Ce qui vous frappe tout d'abord en prenant place au Lyttelton, c'est le décor - l'œuvre de Michael Vale. La scène est ouverte et encadrée par des draperies blanches qui s'élèvent à pleine hauteur. Elles entourent un ensemble complexe de passerelles, de rampes et d'escaliers en bois, grossièrement en forme de U et accessibles par une variété d'échelles. Parfois, des accessoires et meubles d'époque sont introduits, mais seulement brièvement. Dans l'ensemble, c'est un décor abstrait conçu pour générer une impressionnante sensation de mouvement et évoquer une variété de lieux.
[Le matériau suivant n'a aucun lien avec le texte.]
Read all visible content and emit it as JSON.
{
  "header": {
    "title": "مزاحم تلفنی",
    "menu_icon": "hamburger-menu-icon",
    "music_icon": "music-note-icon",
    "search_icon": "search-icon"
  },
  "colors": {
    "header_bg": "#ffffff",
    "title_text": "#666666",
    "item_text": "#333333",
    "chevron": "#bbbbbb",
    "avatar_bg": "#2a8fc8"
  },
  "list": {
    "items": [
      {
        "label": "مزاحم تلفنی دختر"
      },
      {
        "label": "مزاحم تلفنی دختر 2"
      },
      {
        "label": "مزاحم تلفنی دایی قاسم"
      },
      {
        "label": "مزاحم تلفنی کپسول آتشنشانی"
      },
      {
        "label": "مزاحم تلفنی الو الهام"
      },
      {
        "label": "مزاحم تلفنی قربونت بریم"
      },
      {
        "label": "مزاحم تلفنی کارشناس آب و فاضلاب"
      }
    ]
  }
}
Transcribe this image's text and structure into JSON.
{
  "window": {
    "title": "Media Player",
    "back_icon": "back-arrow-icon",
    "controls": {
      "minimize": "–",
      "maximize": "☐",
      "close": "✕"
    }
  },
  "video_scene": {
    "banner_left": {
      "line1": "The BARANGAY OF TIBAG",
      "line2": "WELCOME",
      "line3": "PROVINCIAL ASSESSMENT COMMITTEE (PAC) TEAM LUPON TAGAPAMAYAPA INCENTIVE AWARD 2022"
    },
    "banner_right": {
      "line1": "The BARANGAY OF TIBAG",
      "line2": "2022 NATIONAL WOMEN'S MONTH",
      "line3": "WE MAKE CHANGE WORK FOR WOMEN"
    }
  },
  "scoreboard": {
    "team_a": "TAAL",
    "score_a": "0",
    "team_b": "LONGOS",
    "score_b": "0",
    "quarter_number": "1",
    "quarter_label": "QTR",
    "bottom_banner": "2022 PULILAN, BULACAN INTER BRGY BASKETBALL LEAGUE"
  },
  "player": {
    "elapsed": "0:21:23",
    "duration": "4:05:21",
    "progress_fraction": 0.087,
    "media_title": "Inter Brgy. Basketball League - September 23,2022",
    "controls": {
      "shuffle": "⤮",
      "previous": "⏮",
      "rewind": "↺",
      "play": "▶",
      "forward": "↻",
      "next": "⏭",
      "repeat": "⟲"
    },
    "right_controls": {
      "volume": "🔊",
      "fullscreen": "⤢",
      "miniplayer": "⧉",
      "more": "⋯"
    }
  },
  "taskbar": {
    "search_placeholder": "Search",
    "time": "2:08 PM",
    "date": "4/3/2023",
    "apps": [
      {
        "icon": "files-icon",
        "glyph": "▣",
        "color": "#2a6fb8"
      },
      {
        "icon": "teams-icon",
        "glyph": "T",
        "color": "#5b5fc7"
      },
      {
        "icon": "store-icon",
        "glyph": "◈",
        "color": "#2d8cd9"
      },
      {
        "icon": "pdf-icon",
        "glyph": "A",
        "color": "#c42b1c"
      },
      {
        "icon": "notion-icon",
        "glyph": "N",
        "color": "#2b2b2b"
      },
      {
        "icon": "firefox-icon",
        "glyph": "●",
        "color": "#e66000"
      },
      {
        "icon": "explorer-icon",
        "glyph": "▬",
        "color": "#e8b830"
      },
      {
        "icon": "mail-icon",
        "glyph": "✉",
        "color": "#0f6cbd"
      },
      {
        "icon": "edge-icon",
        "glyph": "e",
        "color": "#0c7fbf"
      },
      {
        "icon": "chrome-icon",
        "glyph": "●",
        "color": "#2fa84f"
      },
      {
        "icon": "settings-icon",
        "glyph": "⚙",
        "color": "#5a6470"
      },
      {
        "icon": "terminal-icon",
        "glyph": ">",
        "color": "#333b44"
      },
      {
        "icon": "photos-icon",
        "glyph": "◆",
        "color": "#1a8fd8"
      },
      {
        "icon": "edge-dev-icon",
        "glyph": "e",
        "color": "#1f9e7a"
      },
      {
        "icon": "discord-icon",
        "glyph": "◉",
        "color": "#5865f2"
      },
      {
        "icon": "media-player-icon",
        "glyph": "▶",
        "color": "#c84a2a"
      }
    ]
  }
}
Dès le début de l'action, lorsque l'adulte Jane (Madeleine Worrall) pleure et hurle pour simuler sa naissance, les personnages se dépêchent et se dispersent, courent, grimpent, s'accrochent et escaladent ces structures. Chaque acteur – ils sont sept, plus les musiciens – doit parcourir littéralement des kilomètres au cours d'une soirée où nous sommes censés ressentir le gigantesque voyage émotionnel de Jane – de la misère et de la négligence de son enfance avec ses cruels parents, aux différentes oppressions et disciplines punitives de l'école de Lowood, jusqu'à son temps événementiel et déterminant en tant que gouvernante à Thornfield Hall et sa fuite vers le sanctuaire avec St John Rivers et sa sœur.

Que nous offre alors la production qui pourrait changer notre perception d'un roman familier dans le canon ? La réponse la plus évidente est qu'il s'agit d'une version fortement féministe de l'histoire qui se concentre autant sinon plus sur les luttes de l'éducation de Jane que sur le mélodrame de Thornfield. Nous voyons Jane tenir tête à sa famille odieuse, s'affirmer contre l'intimidation et la mesquinerie du régime scolaire de charité, et prendre position pour les droits des défavorisés. Ces aspects étaient toujours présents dans l'histoire, mais le dramaturge Mike Akers a rendu un service au livre ici en enlevant la réticence victorienne et l'anxiété relative à l'affirmation de soi féminine.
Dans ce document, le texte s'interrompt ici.